The Buffalo Niagara International Airport called in extra police, but they weren't needed, said C. Douglas Hartmayer, a spokesman for the Niagara Frontier Transportation Authority.

Mikhail Zislis, spokesman for the Russian team, called the episode an overreaction and disagreed with Delta's characterization of the group as unruly, saying most were exhausted and just wanted to sleep. He said that not all team members had even boarded the plane when the group was told to leave.

"I don't understand why our guys were sent off the plane," he said in an interview. "We have different opinions. In some aspects, their point of view is wrong."

Instead of winging their way home in time for Russian Orthodox Christmas on Friday, the contingent spent Thursday resting at the Days Hotel across from the airport. Delta rebooked them on a flight out of Buffalo on Friday morning.

Champagne started flowing in the locker room after the team's 5-3 victory in the world junior championship on Wednesday night, Mr. Zislis said.
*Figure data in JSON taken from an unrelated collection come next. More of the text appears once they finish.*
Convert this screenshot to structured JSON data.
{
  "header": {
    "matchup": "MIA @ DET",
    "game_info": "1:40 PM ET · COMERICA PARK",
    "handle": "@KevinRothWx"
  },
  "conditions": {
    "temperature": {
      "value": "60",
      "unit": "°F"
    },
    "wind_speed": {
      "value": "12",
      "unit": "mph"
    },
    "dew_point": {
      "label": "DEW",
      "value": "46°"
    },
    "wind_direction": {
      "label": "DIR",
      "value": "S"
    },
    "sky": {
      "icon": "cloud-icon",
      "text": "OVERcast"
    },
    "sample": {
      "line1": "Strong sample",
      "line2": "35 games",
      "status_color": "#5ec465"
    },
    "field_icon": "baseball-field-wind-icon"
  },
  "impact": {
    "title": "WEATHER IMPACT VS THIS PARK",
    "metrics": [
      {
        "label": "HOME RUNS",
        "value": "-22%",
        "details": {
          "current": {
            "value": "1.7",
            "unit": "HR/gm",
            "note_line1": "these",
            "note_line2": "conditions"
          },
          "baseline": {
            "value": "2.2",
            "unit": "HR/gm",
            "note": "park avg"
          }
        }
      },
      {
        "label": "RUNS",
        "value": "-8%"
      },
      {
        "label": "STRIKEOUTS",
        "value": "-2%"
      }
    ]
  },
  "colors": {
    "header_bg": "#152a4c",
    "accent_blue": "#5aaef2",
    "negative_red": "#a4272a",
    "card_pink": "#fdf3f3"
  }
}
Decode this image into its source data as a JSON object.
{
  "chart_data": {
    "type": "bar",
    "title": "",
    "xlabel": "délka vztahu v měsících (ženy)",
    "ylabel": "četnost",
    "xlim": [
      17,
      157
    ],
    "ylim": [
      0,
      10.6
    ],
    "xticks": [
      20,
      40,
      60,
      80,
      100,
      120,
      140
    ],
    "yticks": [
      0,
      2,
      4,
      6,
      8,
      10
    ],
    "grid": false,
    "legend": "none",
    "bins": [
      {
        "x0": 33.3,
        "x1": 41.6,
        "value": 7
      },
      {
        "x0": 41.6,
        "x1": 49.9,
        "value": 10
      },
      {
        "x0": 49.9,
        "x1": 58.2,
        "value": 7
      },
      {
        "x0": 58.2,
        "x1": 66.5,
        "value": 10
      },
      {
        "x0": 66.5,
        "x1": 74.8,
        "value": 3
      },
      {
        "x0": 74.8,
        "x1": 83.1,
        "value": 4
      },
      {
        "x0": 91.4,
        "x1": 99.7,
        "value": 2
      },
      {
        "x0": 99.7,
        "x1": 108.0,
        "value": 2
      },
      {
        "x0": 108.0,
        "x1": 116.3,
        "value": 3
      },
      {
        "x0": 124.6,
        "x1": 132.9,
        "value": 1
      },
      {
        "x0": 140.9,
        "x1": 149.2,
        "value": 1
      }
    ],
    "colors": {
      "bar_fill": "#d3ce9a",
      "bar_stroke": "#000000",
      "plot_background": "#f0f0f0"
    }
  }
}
Later, several Russian coaches and trainers went onto the ice - one holding what appeared to be a bottle of alcohol and others sipping from cups - to pose for pictures in front of the scoreboard, which had been lowered to ice level.

The team then took the party to the Tiffany Rose lounge in the lobby of the Adam's Mark Hotel, where they stayed during the tournament.

The players and other members of the Russian contingent marked their victory well into the night, drinking and chanting "Russia!" and "Beat Canada!" A video of the celebrations shows several players in jerseys with gold medals around their necks, toasting with drinks in hand.

While the legal drinking age in New York State is 21, all players in the tournament are 20 or younger. Mr. Zislis said he did not want to comment on whether players drank at the hotel bar, adding that the legal age in Russia is 18.

The general manager of the Adam's Mark Hotel did not respond to interview requests.